Drinking in America deals with similar subject matter, aiming sharp criticisms of American society through the stories of ordinary people, such as a preacher, a suburban dad, and a Hollywood talent agent.

Bearak and Neureiter are remarkably convincing as they switch between Brechtian interactions with the audience and the many invisible supporting characters onstage. Their various accents are sometimes questionable, at least to my untrained ear, but their attempts were better than many professional productions I’ve seen, so I can forgive them.

The danger of a monologue show is that it can sometimes seem disjointed and unconvincing, but Neureiter and Bearak effortlessly jump into the psyches of the full gamut of white American men (the show aches for diversity, unfortunately, but the nature of the show makes that difficult to achieve).

Bearak shines in the lengthy “Our Gang”, when he eagerly tells of his adventures in car theft and arson, and embodies a man retelling a story from his college years with candor and maturity all at once.

Bearak drives Bogosian’s point home in the final monologue, “Fried-Eggs Deal”, as a homeless drunk man talking to a wealthy couple, telling them, “you can’t have the top if you don’t have the bottom.”

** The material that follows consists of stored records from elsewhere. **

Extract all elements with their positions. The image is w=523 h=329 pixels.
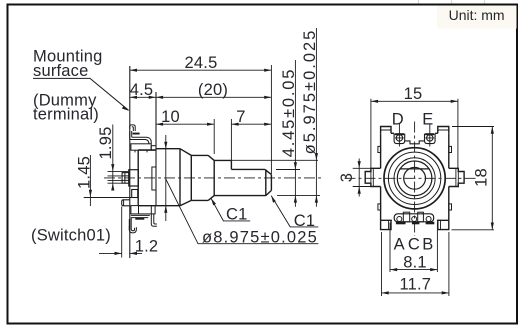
svg-text:(Switch01): (Switch01) — [31, 227, 111, 245]
dim 1.95 (rotated) — [97, 125, 115, 191]
inner circle — [404, 167, 426, 189]
bottom switch terminal hook — [129, 206, 157, 233]
dim 8.1 — [390, 223, 437, 273]
mounting surface line — [129, 66, 131, 258]
ext line: body face — [155, 92, 157, 149]
svg-text:3: 3 — [338, 173, 356, 182]
dim 15 — [371, 85, 458, 168]
frame top edge — [391, 132, 438, 134]
side notch rects — [378, 146, 381, 152]
right lug — [449, 168, 464, 186]
frame sides — [381, 133, 449, 220]
cone section — [156, 149, 191, 206]
svg-text:A: A — [394, 236, 405, 254]
dim 4.5 — [130, 81, 156, 99]
dim (20) — [156, 81, 272, 99]
dim 10 — [156, 108, 214, 126]
body front face — [155, 92, 157, 206]
dim 4.45±0.05 (rotated) — [280, 60, 298, 207]
svg-text:7: 7 — [236, 108, 245, 126]
svg-text:B: B — [422, 236, 433, 254]
ext line: flat level — [276, 169, 300, 171]
svg-text:24.5: 24.5 — [185, 54, 218, 72]
svg-text:C1: C1 — [226, 206, 248, 224]
ring 3 — [394, 158, 435, 199]
lower mounting boss — [122, 200, 130, 206]
dim ø5.975±0.025 (rotated) — [301, 28, 319, 207]
svg-text:1.2: 1.2 — [135, 238, 159, 256]
plunger — [122, 173, 129, 184]
left lug — [365, 168, 380, 186]
dim 18 — [452, 127, 495, 230]
dim 1.45 (rotated) — [75, 155, 93, 206]
svg-text:4.45±0.05: 4.45±0.05 — [280, 68, 298, 157]
leader ø8.975 with diameter arrows — [164, 135, 318, 247]
shaft circle — [397, 161, 432, 196]
bushing — [191, 155, 214, 200]
dim 11.7 — [382, 232, 449, 296]
label mounting surface — [33, 48, 129, 111]
frame top tabs — [381, 127, 449, 134]
dim 7 — [231, 108, 271, 126]
bottom tabs — [381, 220, 449, 229]
front view h centerline — [345, 177, 479, 179]
top dummy terminal hook — [130, 125, 156, 152]
svg-text:(20): (20) — [198, 81, 228, 99]
shaft — [214, 160, 271, 195]
ext line: flat start — [230, 119, 232, 160]
svg-text:15: 15 — [404, 85, 423, 103]
frame bottom edge — [381, 219, 449, 221]
chamfer label C1 (bushing) — [211, 198, 250, 223]
bottom hook solder tick — [135, 218, 144, 220]
svg-text:1.45: 1.45 — [75, 156, 93, 189]
plunger ext ticks — [108, 171, 129, 183]
front view v centerline — [414, 122, 416, 237]
molding notch between terminals — [405, 141, 425, 144]
unit label background — [437, 6, 517, 29]
dim 3 — [338, 159, 371, 197]
dim 24.5 — [130, 54, 272, 72]
chamfer label C1 (shaft end) — [271, 196, 318, 230]
svg-text:terminal): terminal) — [33, 106, 99, 124]
dim 1.2 — [99, 207, 158, 258]
ext line: shaft bottom — [277, 194, 320, 196]
svg-text:4.5: 4.5 — [130, 81, 154, 99]
svg-text:1.95: 1.95 — [97, 127, 115, 160]
1.45 ext tick — [84, 197, 132, 199]
svg-text:ø5.975±0.025: ø5.975±0.025 — [301, 29, 319, 155]
svg-text:18: 18 — [473, 168, 491, 187]
body (housing) — [138, 150, 156, 206]
top hook solder tick — [133, 133, 140, 135]
svg-text:E: E — [422, 111, 433, 129]
svg-text:D: D — [392, 111, 404, 129]
solder feet (black) — [396, 222, 406, 225]
switch plunger boss — [129, 170, 139, 186]
label dummy terminal — [33, 92, 99, 124]
svg-text:Unit: mm: Unit: mm — [449, 7, 505, 23]
strip terminal circles A C B — [397, 217, 402, 222]
bottom terminal strip — [394, 214, 434, 222]
ext line: shaft top — [231, 159, 318, 161]
centerline (side view axis) — [104, 177, 322, 179]
svg-text:C: C — [408, 236, 420, 254]
terminal E circle — [427, 135, 433, 141]
svg-text:10: 10 — [161, 108, 180, 126]
ext line: bushing end — [213, 119, 215, 154]
svg-text:8.1: 8.1 — [403, 253, 427, 271]
ring 2 — [388, 152, 440, 204]
svg-text:ø8.975±0.025: ø8.975±0.025 — [202, 229, 318, 247]
strip top small rects — [403, 212, 409, 222]
svg-text:11.7: 11.7 — [399, 276, 431, 294]
body inner slot — [152, 167, 156, 190]
svg-text:surface: surface — [33, 62, 89, 80]
switch terminal stub — [132, 190, 138, 198]
terminal D box — [394, 134, 405, 143]
terminal E box — [425, 134, 436, 143]
outer circle — [384, 148, 445, 209]
svg-text:C1: C1 — [294, 212, 316, 230]
terminal D circle — [396, 135, 402, 141]
shaft flat chord — [400, 168, 430, 170]
faint ticks above frame — [419, 0, 485, 4]
ext line: shaft end — [270, 65, 272, 174]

Neureiter stands out as a slimy industrial ceramic tile salesman in “Ceramic Tile” and a passionate preacher giving a sermon to his congregation in “The Law”. As a suburban dad in “No Problems”, he tells the audience of his seemingly perfect life (“We’ll go to a play, or a movie with Meryl Streep in it!”) while simultaneously wrestling with its emptiness.

This show is funny, but I must admit that the atmosphere in the theatre was a bit more casual than in most plays I’ve attended, which was distracting at times. Overall, however, Drinking in America presents interesting, varied characters that engage in an electrifying banter with the audience, and Ramsay’s simple direction lets the monologues soar. Cheers to Ramsay, his cast and crew for taking on such a deceptively simple, yet incredibly complex commentary on American society.